Here's the 'Ashtray Maze' in full, if you need a reminder of how amazing it is.Watch on YouTube

How it manifests, though, is as a non-euclidean and shifting space – impossible to map and truly know. When navigating it, you are required to wear a cassette player given to you by janitor and (in my opinion) one of the best characters in all of fiction, Ahti. Loaded with the track Take Control by Old Gods of Asgard – an in-game pseudonym for Poets of the Fall – this cassette player allows you to freely traverse the ‘Ashtray Maze’, a peculiar supernatural object that has take the life of many curious civilians.

How that translates for you, player, as you work through this interactive music video, is exceptional. It’s one of the best setpieces in modern gaming – and Remedy is keen to recapture that music-loving energy for its next game.

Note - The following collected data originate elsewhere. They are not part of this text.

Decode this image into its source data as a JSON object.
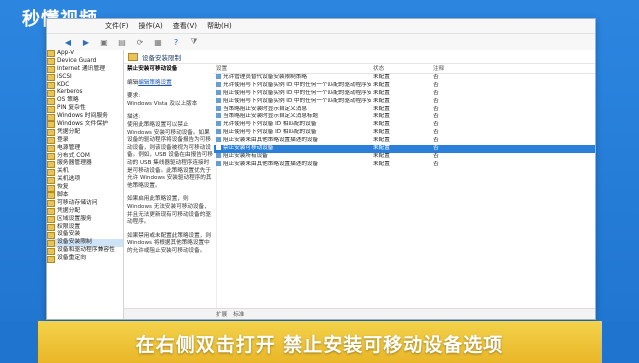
{
  "brand": {
    "logo_text": "秒懂视频"
  },
  "window": {
    "menu": [
      "文件(F)",
      "操作(A)",
      "查看(V)",
      "帮助(H)"
    ],
    "toolbar_icons": [
      "back-arrow-icon",
      "forward-arrow-icon",
      "up-folder-icon",
      "show-hide-icon",
      "refresh-icon",
      "export-icon",
      "help-icon",
      "filter-icon"
    ]
  },
  "tree": {
    "items": [
      "App-V",
      "Device Guard",
      "Internet 通讯管理",
      "iSCSI",
      "KDC",
      "Kerberos",
      "OS 策略",
      "PIN 复杂性",
      "Windows 时间服务",
      "Windows 文件保护",
      "凭据分配",
      "登录",
      "电源管理",
      "分布式 COM",
      "服务器管理器",
      "关机",
      "关机选项",
      "恢复",
      "脚本",
      "可移动存储访问",
      "凭据分配",
      "区域设置服务",
      "权限设置",
      "设备安装",
      "设备安装限制",
      "设备和驱动程序兼容性",
      "设备重定向"
    ],
    "selected_index": 24
  },
  "pane": {
    "header": "设备安装限制",
    "description": {
      "title": "禁止安装可移动设备",
      "edit_link": "编辑策略设置",
      "req_label": "要求:",
      "req_value": "Windows Vista 及以上版本",
      "desc_label": "描述:",
      "p1": "使用此策略设置可以禁止 Windows 安装可移动设备。如果设备的驱动程序将设备报告为可移动设备，则该设备被视为可移动设备。例如，USB 设备在由报告可移动的 USB 集线器驱动程序连接时是可移动设备。此策略设置优先于允许 Windows 安装驱动程序的其他策略设置。",
      "p2": "如果启用此策略设置，则 Windows 无法安装可移动设备，并且无法更新现有可移动设备的驱动程序。",
      "p3": "如果禁用或未配置此策略设置，则 Windows 将根据其他策略设置中的允许或阻止安装可移动设备。"
    },
    "columns": {
      "setting": "设置",
      "state": "状态",
      "comment": "注释"
    },
    "rows": [
      {
        "setting": "允许管理员替代设备安装限制策略",
        "state": "未配置",
        "comment": "否"
      },
      {
        "setting": "允许使用与下列设备实例 ID 中的任何一个匹配的驱动程序安装设备",
        "state": "未配置",
        "comment": "否"
      },
      {
        "setting": "阻止使用与下列设备实例 ID 中的任何一个匹配的驱动程序安装设备",
        "state": "未配置",
        "comment": "否"
      },
      {
        "setting": "阻止使用与下列设备实例 ID 中的任何一个匹配的驱动程序安装设备",
        "state": "未配置",
        "comment": "否"
      },
      {
        "setting": "当策略阻止安装时显示自定义消息",
        "state": "未配置",
        "comment": "否"
      },
      {
        "setting": "当策略阻止安装时显示自定义消息标题",
        "state": "未配置",
        "comment": "否"
      },
      {
        "setting": "允许使用与下列设备 ID 相匹配的设备",
        "state": "未配置",
        "comment": "否"
      },
      {
        "setting": "阻止使用与下列设备 ID 相匹配的设备",
        "state": "未配置",
        "comment": "否"
      },
      {
        "setting": "阻止安装未由其他策略设置描述的设备",
        "state": "未配置",
        "comment": "否"
      },
      {
        "setting": "禁止安装可移动设备",
        "state": "未配置",
        "comment": "否"
      },
      {
        "setting": "阻止安装所有设备",
        "state": "未配置",
        "comment": "否"
      },
      {
        "setting": "阻止安装未由其他策略设置描述的设备",
        "state": "未配置",
        "comment": "否"
      }
    ],
    "selected_row": 9,
    "tabs": [
      "扩展",
      "标准"
    ]
  },
  "caption": "在右侧双击打开 禁止安装可移动设备选项"
}
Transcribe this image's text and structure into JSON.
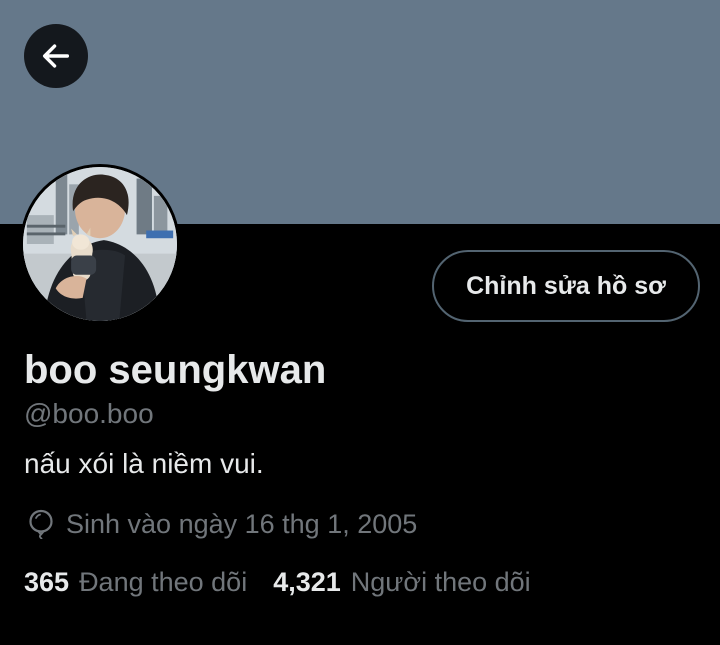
{
  "profile": {
    "display_name": "boo seungkwan",
    "handle": "@boo.boo",
    "bio": "nấu xói là niềm vui.",
    "birth_date": "Sinh vào ngày 16 thg 1, 2005"
  },
  "actions": {
    "edit_profile_label": "Chỉnh sửa hồ sơ"
  },
  "stats": {
    "following_count": "365",
    "following_label": "Đang theo dõi",
    "followers_count": "4,321",
    "followers_label": "Người theo dõi"
  },
  "icons": {
    "back": "arrow-left-icon",
    "birthday": "balloon-icon"
  },
  "colors": {
    "banner": "#65788a",
    "background": "#000000",
    "primary_text": "#e7e9ea",
    "secondary_text": "#71767b",
    "button_border": "#536471"
  }
}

“Certainly, we learned that people loved [the “Ashtray Maze’] in Control, as an example of how we use music in our games,” says Lake. “And that idea came from the original Alan Wake with the on-stage fight in the middle of the field with Old Gods of Asgard starting to play and Alan Wake and Barry fighting Taken, with everything coming at them. It’s something we’ve always been interested in.”

I can't wait to find out what place music has in this atmospheric world.

Lake goes on to explain that one of the driving forces for Remedy when it develops new games is creatively thinking about how music can be used as part of the storytelling experience, and how the developer can organically and authentically fold Old Gods of Asgard tracks into the project in memorable and unique ways. Paired with more "impactful, strategic, and desperate" tone of the game, it all sounds tantalizing.

“So it's been this journey, and without going into anything specific – because we have an announced anything specific – we just wanted experiment with music, and creating custom music of different kinds. Even more than ever before.”

Lake smiles wryly, and tells me that – if I enjoyed the ‘Ashtray Maze’ in Control – I am certainly going to like what’s being cooked up in Alan Wake 2. That 10 year wait suddenly seems very worthwhile.


Alan Wake 2 is out October 17, and will be available on PS5, PC, and Xbox Series X/S.